I suppose I'm therefore adding fuel to the Bailey time-stealing fire but I've taken on another writing challenge this month - I pledge to write one page every day in May. This event is being run by an online writing club that I'm part of. So far, so good. I've managed my daily page each day this month. Let's hope that continues.

I'm still submitting to and waiting for feedback from literary agents, so in the meantime, I'm getting on with Steve's next adventure in the currently untitled second novel. This time round, there's a dragon and a genie for the usual cast of characters to play with.

What are you doing in May?

Wednesday, 27 April 2016

Catch Up

April has been a month of running to catch up and I'm still not at the end of it yet.

I made a good start on Camp NaNoWriMo, keeping to the thousand words target until mid month when life intervened as it has a habit of doing. I'm up to almost 17,000 of the 30,000 target I'd set but it's given me a good start to novel two.

One of the major things that got in the way of my writing was the arrival of our new puppy, Bailey. She's still tiny so needs lots of attention and constant monitoring (she's taken a liking to the lounge curtains - we may need to shorten them out of reach). It's like having another baby or rather a very active toddler.

On the literary agent front, I've had another two rejections - both saying, as usual, it's not for us but keep sending it out - so I'm submitting my manuscript to more agents later today.

So apologies for my lack of posts this month and please excuse me while I go and play with Bailey. I'm not sure who'll tire first - her or me.

Saturday, 23 April 2016

How Shakespeare made a writer of me

Brought up as an only child in a house full of books that I was given free rein to investigate, the books that I always found myself drawn to were theatre scripts, and most specifically two collections of Shakespeare's plays.

The one with the green cover in the photo belonged to my mum. The other collection, a children's version of Shakespeare's plays with certain sections summarised rather than printed in full, was my father's. I spent many an hour as a child and teenager, thumbing through these books, visualising them on stage, playing the parts in my mind and yes, reciting the speeches in my bedroom - quietly.

At high school, I was keen to learn more about the plays but equally disappointed when my enthusiasm wasn't shared by many of my friends, and horrified when certain teachers presented the plays in a way that not only bored their class but turned many people off Shakespeare for life.

The works of Shakespeare are treated as part of the British, if not worldwide, literary canon but what inspired me about him more than anything else was that he was writing for the people. He wrote to get laughs, to excite, to shock and ultimately, to keep his audience coming to the theatre, bums on seats and feet in the yard (where there was only standing room).
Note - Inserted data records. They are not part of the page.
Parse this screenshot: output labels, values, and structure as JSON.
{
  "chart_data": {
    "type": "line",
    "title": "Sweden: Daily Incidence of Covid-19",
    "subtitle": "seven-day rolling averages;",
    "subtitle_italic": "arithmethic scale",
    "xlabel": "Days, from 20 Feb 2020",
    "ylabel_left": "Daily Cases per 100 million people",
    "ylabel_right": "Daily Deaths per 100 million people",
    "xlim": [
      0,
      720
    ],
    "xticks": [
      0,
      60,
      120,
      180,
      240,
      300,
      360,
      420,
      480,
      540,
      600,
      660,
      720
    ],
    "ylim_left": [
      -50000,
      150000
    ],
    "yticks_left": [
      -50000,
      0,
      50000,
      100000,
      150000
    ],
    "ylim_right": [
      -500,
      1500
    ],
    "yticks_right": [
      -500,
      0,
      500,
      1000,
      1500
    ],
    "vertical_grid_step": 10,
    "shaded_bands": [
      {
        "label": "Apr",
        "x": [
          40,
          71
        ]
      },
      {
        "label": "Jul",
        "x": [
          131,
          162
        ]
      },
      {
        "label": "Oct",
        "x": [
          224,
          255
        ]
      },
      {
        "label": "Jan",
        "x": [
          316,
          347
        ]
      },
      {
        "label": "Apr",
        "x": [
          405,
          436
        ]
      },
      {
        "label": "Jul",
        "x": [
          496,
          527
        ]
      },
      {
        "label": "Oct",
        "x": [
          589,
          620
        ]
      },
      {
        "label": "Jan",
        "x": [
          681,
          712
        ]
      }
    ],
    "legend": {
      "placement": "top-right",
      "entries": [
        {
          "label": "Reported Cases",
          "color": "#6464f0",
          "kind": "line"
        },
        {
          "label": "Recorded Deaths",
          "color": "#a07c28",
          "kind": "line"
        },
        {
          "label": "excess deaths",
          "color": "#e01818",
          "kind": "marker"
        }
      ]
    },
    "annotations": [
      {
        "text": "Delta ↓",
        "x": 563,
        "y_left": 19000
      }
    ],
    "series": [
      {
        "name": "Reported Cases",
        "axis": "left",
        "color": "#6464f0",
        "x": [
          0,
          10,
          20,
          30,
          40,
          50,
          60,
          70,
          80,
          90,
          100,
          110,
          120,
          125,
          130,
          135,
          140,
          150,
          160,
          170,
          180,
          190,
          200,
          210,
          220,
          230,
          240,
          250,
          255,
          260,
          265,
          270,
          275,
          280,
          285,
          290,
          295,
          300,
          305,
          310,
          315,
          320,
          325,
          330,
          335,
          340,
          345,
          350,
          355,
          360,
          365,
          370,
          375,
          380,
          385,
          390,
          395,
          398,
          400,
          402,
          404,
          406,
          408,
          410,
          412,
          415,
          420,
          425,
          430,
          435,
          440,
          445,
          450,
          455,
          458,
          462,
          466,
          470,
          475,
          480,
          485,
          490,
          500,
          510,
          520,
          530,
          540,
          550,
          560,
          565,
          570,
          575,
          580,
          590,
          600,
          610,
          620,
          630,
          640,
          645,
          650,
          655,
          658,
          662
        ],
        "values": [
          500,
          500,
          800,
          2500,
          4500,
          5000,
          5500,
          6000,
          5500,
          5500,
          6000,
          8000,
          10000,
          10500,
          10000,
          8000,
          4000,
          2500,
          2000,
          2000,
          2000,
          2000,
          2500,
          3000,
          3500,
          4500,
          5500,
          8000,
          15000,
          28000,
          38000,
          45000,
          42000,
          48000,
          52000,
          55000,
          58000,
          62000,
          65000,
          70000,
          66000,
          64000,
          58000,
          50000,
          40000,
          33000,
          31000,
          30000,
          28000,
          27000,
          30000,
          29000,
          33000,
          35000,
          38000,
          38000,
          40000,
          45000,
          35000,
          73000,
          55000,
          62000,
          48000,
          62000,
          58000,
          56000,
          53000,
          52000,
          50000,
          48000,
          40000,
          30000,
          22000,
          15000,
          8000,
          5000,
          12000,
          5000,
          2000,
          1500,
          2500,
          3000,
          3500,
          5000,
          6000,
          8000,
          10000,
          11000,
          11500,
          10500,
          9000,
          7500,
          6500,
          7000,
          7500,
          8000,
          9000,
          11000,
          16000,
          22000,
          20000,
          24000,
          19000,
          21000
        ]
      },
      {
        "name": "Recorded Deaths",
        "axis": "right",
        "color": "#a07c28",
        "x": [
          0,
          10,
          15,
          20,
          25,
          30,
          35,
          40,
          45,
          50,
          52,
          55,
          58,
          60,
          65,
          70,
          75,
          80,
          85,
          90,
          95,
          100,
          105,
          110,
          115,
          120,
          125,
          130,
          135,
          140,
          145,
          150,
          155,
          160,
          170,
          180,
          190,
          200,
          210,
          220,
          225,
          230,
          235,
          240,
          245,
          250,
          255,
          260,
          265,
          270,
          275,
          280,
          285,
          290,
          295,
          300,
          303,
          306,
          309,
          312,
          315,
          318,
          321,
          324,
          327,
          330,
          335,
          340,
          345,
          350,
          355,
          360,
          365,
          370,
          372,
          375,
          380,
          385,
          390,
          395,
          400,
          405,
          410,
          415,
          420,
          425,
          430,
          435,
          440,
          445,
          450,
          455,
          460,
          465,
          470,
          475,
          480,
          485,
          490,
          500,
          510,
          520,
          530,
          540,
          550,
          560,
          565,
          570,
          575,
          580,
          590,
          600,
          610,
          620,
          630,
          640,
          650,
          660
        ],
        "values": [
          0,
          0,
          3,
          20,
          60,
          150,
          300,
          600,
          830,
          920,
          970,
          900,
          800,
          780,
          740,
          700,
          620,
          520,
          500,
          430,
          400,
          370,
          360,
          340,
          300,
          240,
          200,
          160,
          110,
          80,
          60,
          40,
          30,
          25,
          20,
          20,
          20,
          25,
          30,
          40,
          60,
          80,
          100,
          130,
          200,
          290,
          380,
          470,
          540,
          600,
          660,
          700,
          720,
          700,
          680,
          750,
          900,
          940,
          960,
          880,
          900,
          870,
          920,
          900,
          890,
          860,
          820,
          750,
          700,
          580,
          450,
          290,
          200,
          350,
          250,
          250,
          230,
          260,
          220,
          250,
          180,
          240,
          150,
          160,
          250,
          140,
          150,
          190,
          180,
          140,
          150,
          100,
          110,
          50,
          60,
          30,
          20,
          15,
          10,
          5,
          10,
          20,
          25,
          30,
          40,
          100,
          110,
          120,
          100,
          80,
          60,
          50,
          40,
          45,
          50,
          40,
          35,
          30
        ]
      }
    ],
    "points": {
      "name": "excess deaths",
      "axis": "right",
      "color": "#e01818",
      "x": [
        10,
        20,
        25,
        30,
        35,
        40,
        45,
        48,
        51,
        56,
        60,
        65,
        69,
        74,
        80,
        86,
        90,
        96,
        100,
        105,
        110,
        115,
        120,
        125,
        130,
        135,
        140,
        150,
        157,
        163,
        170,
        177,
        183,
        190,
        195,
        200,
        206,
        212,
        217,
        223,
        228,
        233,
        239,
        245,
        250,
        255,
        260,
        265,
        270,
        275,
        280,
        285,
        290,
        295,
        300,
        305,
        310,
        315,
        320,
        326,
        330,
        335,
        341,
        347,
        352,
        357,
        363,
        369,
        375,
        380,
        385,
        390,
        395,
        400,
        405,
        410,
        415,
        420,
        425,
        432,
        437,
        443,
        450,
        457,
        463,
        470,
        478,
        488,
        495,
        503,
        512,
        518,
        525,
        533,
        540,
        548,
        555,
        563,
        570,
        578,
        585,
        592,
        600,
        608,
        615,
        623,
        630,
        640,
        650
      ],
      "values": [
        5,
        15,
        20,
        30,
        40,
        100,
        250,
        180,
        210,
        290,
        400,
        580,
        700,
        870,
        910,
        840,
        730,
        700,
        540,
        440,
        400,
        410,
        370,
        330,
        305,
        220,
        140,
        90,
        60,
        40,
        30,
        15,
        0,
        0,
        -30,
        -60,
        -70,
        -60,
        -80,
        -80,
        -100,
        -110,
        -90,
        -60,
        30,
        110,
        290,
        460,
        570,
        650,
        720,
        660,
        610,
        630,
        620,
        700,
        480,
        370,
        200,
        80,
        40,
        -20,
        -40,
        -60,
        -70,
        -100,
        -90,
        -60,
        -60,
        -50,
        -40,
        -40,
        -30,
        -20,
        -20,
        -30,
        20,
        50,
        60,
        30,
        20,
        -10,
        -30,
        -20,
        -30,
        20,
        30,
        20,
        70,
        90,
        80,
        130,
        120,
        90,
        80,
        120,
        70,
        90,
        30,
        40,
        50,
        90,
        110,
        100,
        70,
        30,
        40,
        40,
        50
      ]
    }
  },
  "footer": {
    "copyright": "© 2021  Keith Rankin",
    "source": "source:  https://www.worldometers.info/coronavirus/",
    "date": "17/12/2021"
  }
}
His plays taught me about characterisation through dialogue, stage directions, comedy, forming a link with the audience, the importance of interpretation and the clever use of research.

Today, 23rd April 2016, marks the 400th anniversary of his death. It will be celebrated throughout the UK (and probably around the world) in all kinds of ways. I daresay the shops will take advantage and stock a multitude of Shakespeare related paraphenalia. There'll be theatre productions, cinema showings and all kind of events. My family aren't as enthusiastic on the topic as I am so I think I may have to shoo them out of the lounge this weekend to watch a touch of Beatrice and Benedick banter, or Puck mischief on my own. Will you be celebrating?

Links:

Shakespeare's England - Shakespeare 2016
Telegraph article - Shakespeare's 400th Anniversary: When is it and how is it being celebrated?